Virtual Water Coolers in the Real World
Essentially, that bin is my office.
The two best ways I’ve found to have an office water cooler (of sorts) are these: one, ensure others work in or near your house and two, plug into social media. I have positive experience with both.
Our first year in this house, we rented the top floor apartment to a lovely couple with a baby and for many of those months, the husband worked from home. We often stood in the hallway upstairs and chatted. We thought the house required a water cooler, but we never got one.
What’s more, their baby was less than a year younger than ours, so we had play dates upstairs or downstairs after “school” but before bed. It was a pretty dreamy situation.
Then, they up and moved to California for job purposes and I was really sad. This two-family situation totally worked for me. We’ve had a run of fantastic people living in our midst (and under our roof) for all these years, actually, more of them in barter situations than rentals—and I never want to live in complete single family isolation if I can help it.
Anyway, soon enough, our friend, who happens to be Remy’s godfather and is a terrific carpenter/contractor (Ted Giles) moved his woodshop to our top barn. Thus, I have some water cooler action when he’s around.
As a writer, social media is intriguing for many reasons, one of them its water cooler function. Monday, I got a message from one of my blogosphere buddies. Damaris was basically driving through and could we meet for a few minutes and have a real-life hug? Heck, yes. We did (no paparazzi were there) and I met her kids and husband and she met my son. My son said, as we walked onward (we met by the Campus Center at Smith, true story, although she’s a Mount Holyoke grad and I’m a Hampshire College grad), how “totally nice” they were, as if surprised by that. I wasn’t. I have always known that however unlikely it seems that a feminist Mormon food blogger and a feminist, nominally Jewish not-food blogger would adore each other, we already do. We’ve forged a friendship over years.

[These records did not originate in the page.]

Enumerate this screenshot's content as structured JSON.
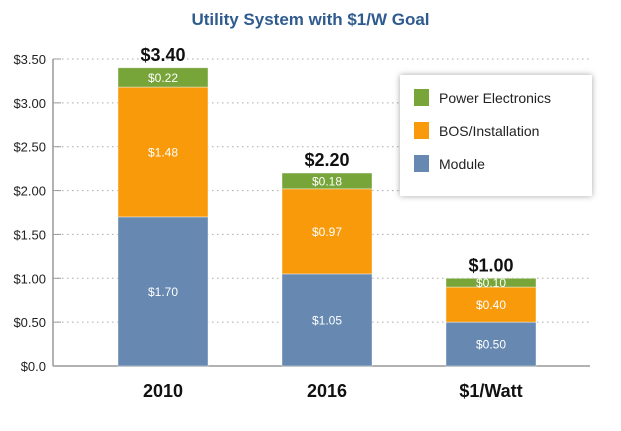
{
  "chart_data": {
    "type": "bar",
    "stacked": true,
    "title": "Utility System with $1/W Goal",
    "categories": [
      "2010",
      "2016",
      "$1/Watt"
    ],
    "series": [
      {
        "name": "Module",
        "color": "#6688b1",
        "values": [
          1.7,
          1.05,
          0.5
        ],
        "labels": [
          "$1.70",
          "$1.05",
          "$0.50"
        ]
      },
      {
        "name": "BOS/Installation",
        "color": "#f99a0b",
        "values": [
          1.48,
          0.97,
          0.4
        ],
        "labels": [
          "$1.48",
          "$0.97",
          "$0.40"
        ]
      },
      {
        "name": "Power Electronics",
        "color": "#77a53a",
        "values": [
          0.22,
          0.18,
          0.1
        ],
        "labels": [
          "$0.22",
          "$0.18",
          "$0.10"
        ]
      }
    ],
    "totals": [
      "$3.40",
      "$2.20",
      "$1.00"
    ],
    "yticks": [
      "$0.0",
      "$0.50",
      "$1.00",
      "$1.50",
      "$2.00",
      "$2.50",
      "$3.00",
      "$3.50"
    ],
    "ytick_values": [
      0,
      0.5,
      1,
      1.5,
      2,
      2.5,
      3,
      3.5
    ],
    "ylim": [
      0,
      3.5
    ],
    "xlabel": "",
    "ylabel": "",
    "grid": true,
    "legend_position": "top-right",
    "legend": [
      "Power Electronics",
      "BOS/Installation",
      "Module"
    ]
  }
}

How glad I was to learn she took her family to the Eric Carle Museum (website redesign alert–fabulous) the very next day, a trip she’d wanted to make with her kids before she had any kids (but was a student down the road).
On Monday night, my writing group that organized itself from the crew of contributors to Full Grown People met, courtesy of technology (Google hangout). We critiqued and mostly kvelled and exchanged ideas about where to send the essays we’d read and we bonded over the lifey-ness our essays reveal. It’s not the same as sitting in one room together. On the other hand, we spanned space and time—Hawaii to the East Coast and in between. Cool beans.
So, in that power to the Internet spirit, please support my virtual bowl-a-thon efforts for the National Network of Abortion Funds and the Abortion Rights Fund of Western Massachusetts. It’s easy. It’s access. My virtual efforts help real women in real need of agency over their lives. Access is real—and access is in real jeopardy.